The Federal Trade Commission (FTC) has recently updated its health data breach notification measures to encompass a broader range of apps and technologies that are not currently covered by federal health privacy laws. The revisions to the health breach notification final rule (RIN 3084-AB56) were issued on Friday and include changes to the definition of “public health record related entity” to clarify that these entities include individuals offering products and services online, such as mobile applications, or vendors of personal health records.
This move by the FTC is significant as it addresses a gap in current regulations, as many health apps are not covered by the Health Insurance Portability and Accountability Act (HIPAA). HIPAA primarily focuses on healthcare providers, health plans, and healthcare clearinghouses when it comes to protecting health information. By expanding the definition of entities subject to health data breach notification requirements, the FTC is working to ensure that individuals’ health information is protected regardless of the platform or technology being used.

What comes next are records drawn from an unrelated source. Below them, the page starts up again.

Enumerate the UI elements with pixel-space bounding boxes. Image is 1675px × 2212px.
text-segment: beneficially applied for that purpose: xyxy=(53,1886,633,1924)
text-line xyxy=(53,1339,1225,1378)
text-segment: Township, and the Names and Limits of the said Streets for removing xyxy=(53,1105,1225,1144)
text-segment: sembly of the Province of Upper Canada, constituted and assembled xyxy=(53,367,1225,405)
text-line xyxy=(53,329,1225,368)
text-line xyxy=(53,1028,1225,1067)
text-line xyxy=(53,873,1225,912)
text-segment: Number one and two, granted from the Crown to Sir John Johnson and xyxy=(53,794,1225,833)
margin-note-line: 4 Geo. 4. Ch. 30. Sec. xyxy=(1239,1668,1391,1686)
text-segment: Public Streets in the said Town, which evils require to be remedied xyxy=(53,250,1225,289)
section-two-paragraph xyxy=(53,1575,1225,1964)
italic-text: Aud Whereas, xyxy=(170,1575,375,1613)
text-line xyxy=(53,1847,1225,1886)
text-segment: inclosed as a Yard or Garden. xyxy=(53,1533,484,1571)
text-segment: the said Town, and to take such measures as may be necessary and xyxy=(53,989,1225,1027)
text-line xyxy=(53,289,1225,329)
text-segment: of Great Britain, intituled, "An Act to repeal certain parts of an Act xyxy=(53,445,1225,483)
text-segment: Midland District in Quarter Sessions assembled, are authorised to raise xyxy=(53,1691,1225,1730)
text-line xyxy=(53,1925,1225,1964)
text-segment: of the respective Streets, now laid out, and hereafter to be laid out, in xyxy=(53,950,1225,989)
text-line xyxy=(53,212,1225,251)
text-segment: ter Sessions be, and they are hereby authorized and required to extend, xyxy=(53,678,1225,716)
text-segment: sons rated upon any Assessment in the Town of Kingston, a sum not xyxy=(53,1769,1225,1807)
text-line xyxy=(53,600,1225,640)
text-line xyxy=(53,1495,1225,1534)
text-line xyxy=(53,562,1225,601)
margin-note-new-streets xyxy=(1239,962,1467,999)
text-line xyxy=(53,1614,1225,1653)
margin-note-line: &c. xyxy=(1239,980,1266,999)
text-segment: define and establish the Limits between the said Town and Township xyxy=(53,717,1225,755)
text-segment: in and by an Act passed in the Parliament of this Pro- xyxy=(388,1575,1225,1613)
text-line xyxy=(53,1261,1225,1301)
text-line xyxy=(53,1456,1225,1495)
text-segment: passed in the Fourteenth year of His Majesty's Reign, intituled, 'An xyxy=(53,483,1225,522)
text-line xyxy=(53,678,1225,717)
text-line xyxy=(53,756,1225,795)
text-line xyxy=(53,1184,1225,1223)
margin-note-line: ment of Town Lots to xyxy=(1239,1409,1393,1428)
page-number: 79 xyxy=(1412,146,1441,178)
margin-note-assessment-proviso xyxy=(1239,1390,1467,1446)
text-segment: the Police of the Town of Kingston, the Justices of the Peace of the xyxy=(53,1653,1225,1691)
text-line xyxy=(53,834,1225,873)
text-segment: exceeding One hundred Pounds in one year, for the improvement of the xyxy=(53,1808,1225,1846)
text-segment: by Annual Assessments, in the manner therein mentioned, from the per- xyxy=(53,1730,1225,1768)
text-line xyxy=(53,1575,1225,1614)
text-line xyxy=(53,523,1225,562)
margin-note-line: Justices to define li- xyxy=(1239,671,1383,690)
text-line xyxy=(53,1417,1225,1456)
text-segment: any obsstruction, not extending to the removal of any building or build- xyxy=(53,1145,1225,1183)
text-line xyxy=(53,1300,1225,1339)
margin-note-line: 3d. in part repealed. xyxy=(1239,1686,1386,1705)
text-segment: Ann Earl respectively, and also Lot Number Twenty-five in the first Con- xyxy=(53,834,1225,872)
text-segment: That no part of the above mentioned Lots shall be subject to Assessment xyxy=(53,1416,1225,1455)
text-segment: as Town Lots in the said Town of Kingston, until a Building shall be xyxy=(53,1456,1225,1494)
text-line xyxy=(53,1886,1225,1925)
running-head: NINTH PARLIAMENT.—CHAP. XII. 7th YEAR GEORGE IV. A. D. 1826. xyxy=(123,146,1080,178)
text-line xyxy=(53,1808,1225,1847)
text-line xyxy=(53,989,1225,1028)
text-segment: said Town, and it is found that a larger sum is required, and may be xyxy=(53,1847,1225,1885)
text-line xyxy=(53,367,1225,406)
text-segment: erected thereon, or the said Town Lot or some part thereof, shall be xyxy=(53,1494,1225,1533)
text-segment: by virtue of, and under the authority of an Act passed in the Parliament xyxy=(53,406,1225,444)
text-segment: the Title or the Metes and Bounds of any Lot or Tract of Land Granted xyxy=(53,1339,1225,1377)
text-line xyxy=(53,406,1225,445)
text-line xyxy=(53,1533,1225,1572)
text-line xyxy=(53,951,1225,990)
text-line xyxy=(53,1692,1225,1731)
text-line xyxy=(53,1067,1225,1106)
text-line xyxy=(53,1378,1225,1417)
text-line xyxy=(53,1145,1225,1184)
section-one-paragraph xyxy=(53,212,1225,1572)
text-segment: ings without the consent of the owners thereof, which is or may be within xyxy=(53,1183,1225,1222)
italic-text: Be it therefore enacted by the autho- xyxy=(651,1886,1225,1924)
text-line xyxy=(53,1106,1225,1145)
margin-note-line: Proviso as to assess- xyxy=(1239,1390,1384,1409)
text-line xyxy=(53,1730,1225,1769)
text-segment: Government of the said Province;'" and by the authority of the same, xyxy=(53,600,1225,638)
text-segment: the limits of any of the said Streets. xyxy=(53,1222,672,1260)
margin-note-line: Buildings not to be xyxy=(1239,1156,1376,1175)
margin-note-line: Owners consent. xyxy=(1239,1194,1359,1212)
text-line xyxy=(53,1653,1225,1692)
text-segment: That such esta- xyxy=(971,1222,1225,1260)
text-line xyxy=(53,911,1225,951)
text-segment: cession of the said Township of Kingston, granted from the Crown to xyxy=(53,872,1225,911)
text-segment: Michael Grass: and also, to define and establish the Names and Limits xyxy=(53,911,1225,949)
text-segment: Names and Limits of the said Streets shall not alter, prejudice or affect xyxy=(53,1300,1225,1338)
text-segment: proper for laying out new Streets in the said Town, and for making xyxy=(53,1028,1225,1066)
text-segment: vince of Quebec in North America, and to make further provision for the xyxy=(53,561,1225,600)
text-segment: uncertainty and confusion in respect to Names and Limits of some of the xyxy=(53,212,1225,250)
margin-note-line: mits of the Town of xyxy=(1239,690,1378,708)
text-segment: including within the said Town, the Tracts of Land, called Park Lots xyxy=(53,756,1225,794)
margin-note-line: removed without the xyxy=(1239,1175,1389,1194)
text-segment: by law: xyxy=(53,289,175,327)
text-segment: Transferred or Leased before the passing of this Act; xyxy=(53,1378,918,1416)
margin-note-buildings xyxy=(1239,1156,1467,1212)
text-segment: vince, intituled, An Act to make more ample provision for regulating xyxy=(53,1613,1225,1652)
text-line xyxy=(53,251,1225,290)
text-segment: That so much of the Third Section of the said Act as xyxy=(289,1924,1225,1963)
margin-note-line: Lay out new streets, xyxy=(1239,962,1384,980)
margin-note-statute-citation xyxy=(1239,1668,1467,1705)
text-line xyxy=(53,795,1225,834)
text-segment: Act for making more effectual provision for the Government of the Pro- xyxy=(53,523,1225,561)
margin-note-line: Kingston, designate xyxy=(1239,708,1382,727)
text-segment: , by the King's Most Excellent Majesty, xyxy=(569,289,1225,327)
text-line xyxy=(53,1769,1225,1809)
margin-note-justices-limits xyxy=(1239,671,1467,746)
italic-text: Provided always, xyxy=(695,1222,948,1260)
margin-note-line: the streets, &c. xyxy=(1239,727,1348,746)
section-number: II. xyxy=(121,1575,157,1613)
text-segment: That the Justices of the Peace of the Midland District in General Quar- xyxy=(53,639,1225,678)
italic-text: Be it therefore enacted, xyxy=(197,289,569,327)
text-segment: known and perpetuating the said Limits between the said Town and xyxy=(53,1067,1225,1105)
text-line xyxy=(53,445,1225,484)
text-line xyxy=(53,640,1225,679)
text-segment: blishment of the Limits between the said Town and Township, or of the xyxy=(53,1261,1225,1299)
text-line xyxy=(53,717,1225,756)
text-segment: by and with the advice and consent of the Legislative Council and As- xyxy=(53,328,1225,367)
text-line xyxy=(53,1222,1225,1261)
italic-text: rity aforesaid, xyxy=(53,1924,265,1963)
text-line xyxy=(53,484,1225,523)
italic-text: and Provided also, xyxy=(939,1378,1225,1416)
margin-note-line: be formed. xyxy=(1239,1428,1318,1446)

These updates to the health data breach notification measures aim to enhance privacy and security measures for consumers using health-related apps and technologies. By bringing more entities under the umbrella of health data protection regulations, the FTC is taking proactive steps to safeguard sensitive health information and promote accountability in the digital health landscape. Overall, this action by the FTC highlights the importance of ensuring that all platforms and technologies that handle sensitive consumer data are subject to robust privacy protections.